In both China and India, the ten largest companies now account for about 19% of total market capitalization, a decline from 26% and 22% respectively a year ago, according to Bloomberg data. This shift highlights a broader trend where markets with diversified company bases are underperforming compared to those with concentrated AI-driven growth.
The decline in concentration is particularly evident in India, where the Nifty 50 benchmark is down about 8% this year. Dominated by legacy giants such as Reliance Industries and HDFC Bank, the index lacks a strong AI presence. Even leading tech firms like Tata Consultancy Services and Infosys Ltd. are rooted in traditional software services, which are increasingly seen as vulnerable to AI disruption.
Conversely, markets in Taiwan and South Korea have surged, driven by AI and memory sector leaders. Taiwan's benchmark, buoyed by Taiwan Semiconductor Manufacturing Co., has risen 54% this year. Meanwhile, South Korea's Kospi index has roughly doubled, powered by SK Hynix Inc. and Samsung Electronics Co. The top 10 companies in South Korea now account for about 65% of the market, doubling their share from a year ago.
“Asia’s concentration story is split. In the tech-heavy markets, AI and memory winners are driving index concentration higher.
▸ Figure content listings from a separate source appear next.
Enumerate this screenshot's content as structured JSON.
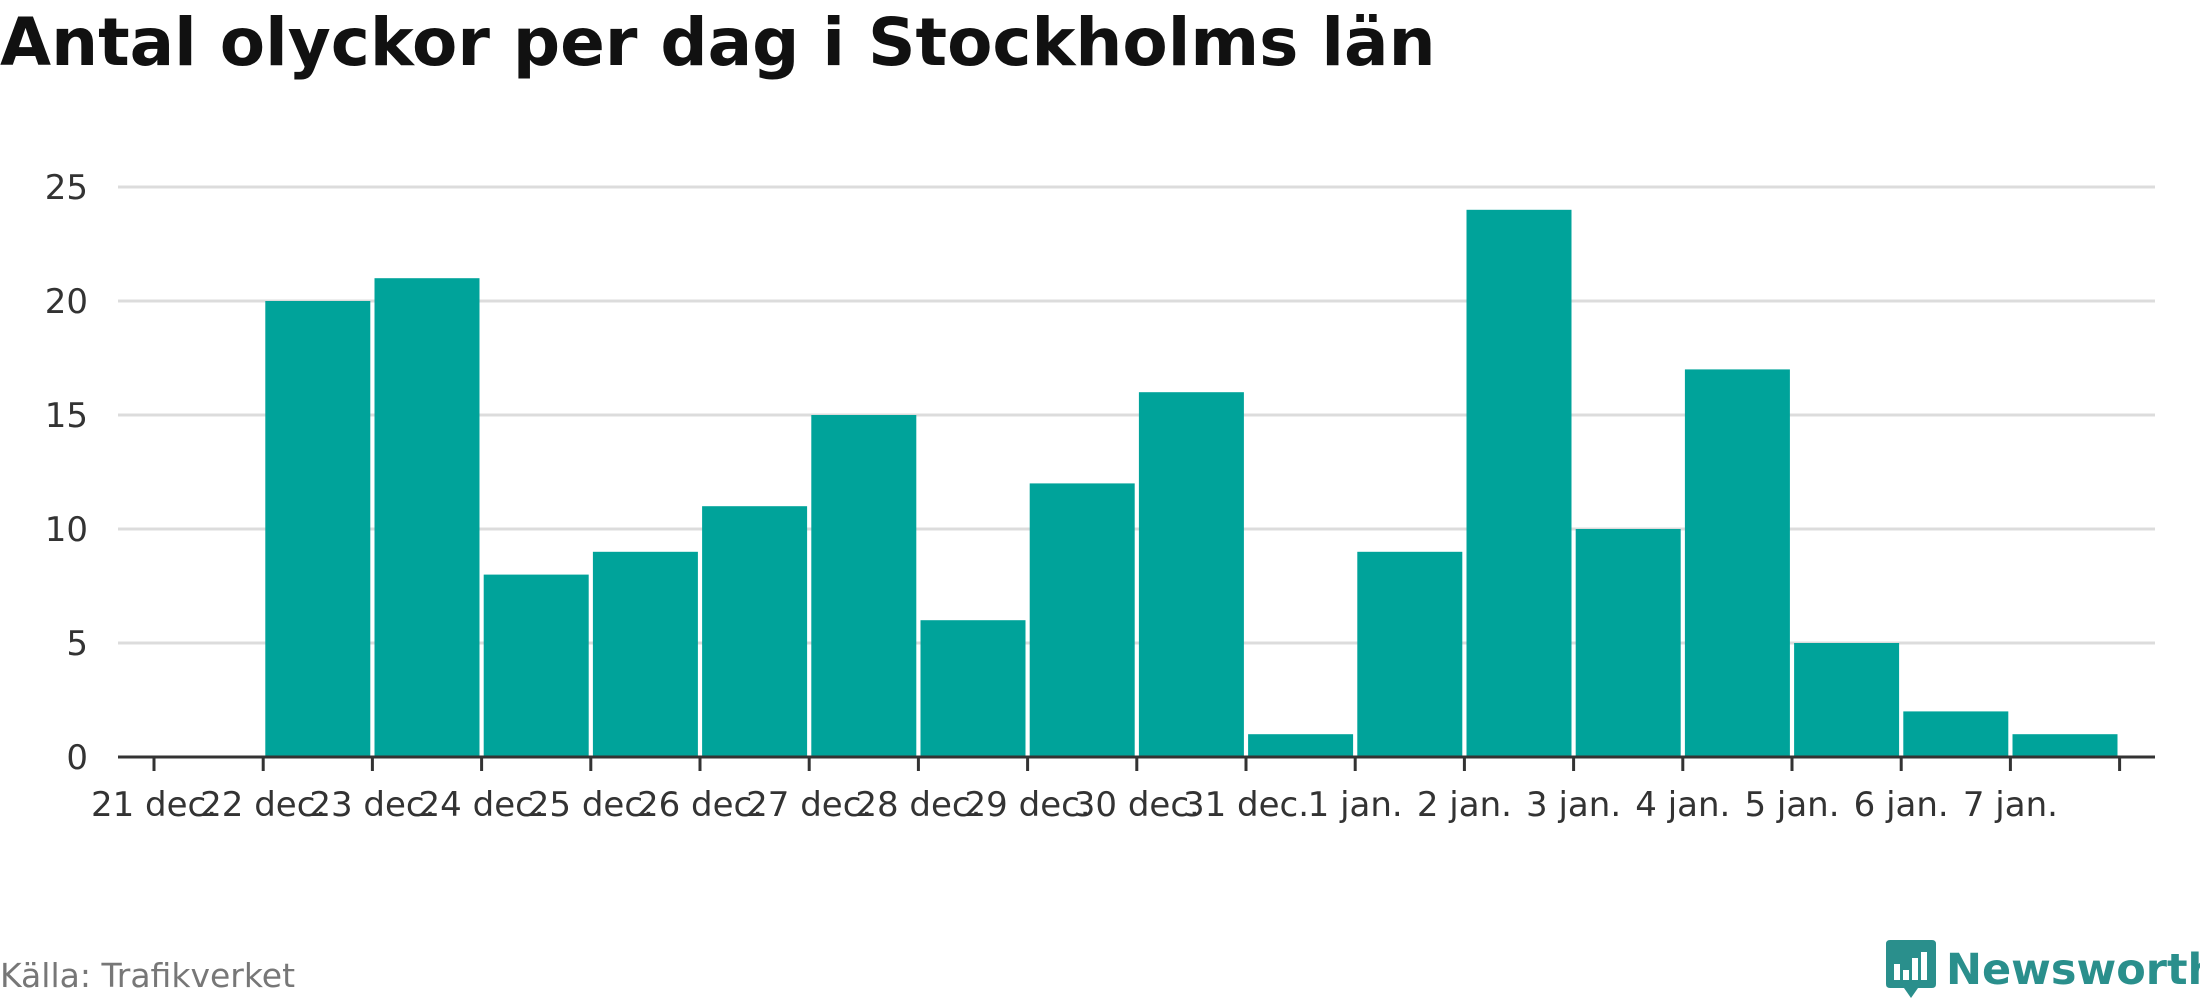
{
  "chart_data": {
    "type": "bar",
    "title": "Antal olyckor per dag i Stockholms län",
    "xlabel": "",
    "ylabel": "",
    "categories": [
      "22 dec.",
      "23 dec.",
      "24 dec.",
      "25 dec.",
      "26 dec.",
      "27 dec.",
      "28 dec.",
      "29 dec.",
      "30 dec.",
      "31 dec.",
      "1 jan.",
      "2 jan.",
      "3 jan.",
      "4 jan.",
      "5 jan.",
      "6 jan.",
      "7 jan."
    ],
    "x_tick_labels": [
      "21 dec.",
      "22 dec.",
      "23 dec.",
      "24 dec.",
      "25 dec.",
      "26 dec.",
      "27 dec.",
      "28 dec.",
      "29 dec.",
      "30 dec.",
      "31 dec.",
      "1 jan.",
      "2 jan.",
      "3 jan.",
      "4 jan.",
      "5 jan.",
      "6 jan.",
      "7 jan."
    ],
    "values": [
      20,
      21,
      8,
      9,
      11,
      15,
      6,
      12,
      16,
      1,
      9,
      24,
      10,
      17,
      5,
      2,
      1
    ],
    "ylim": [
      0,
      25
    ],
    "y_ticks": [
      0,
      5,
      10,
      15,
      20,
      25
    ],
    "grid": true,
    "bar_color": "#00a39a"
  },
  "footer": {
    "source": "Källa: Trafikverket",
    "brand": "Newsworthy"
  },
  "brand_color": "#2a8f8c"
}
But in India, China and Hong Kong, concentration is falling because there is no single dominant AI winner.”
Charu Chanana, Chief Investment Strategist at Saxo Markets
In China, while the largest companies are conglomerates with mixed revenue streams, some of the best-performing stocks are those directly tied to AI, such as Cambricon Technologies Corp. and SMIC. This shift in investor focus has contributed to a 5% rise in the CSI 300 Index this year, despite the declining market-cap share of its top ten companies.
The broader participation in China, with capital flowing into banks, insurers, and AI-adjacent stocks, suggests a healthy investor rotation. This diversification helps explain why China has delivered positive returns despite the declining concentration of its largest firms.
Background
Historically, markets with a few dominant companies have shown rapid growth when those companies are tied to emerging sectors. However, diversified markets can offer stability in volatile times, as seen in past economic cycles.
As markets continue to evolve, the focus will likely remain on how different regions adapt to the AI boom. Investors will be watching whether diversified markets like India can leverage their broader earnings base for stability, especially if AI spending cycles are perceived as overheated.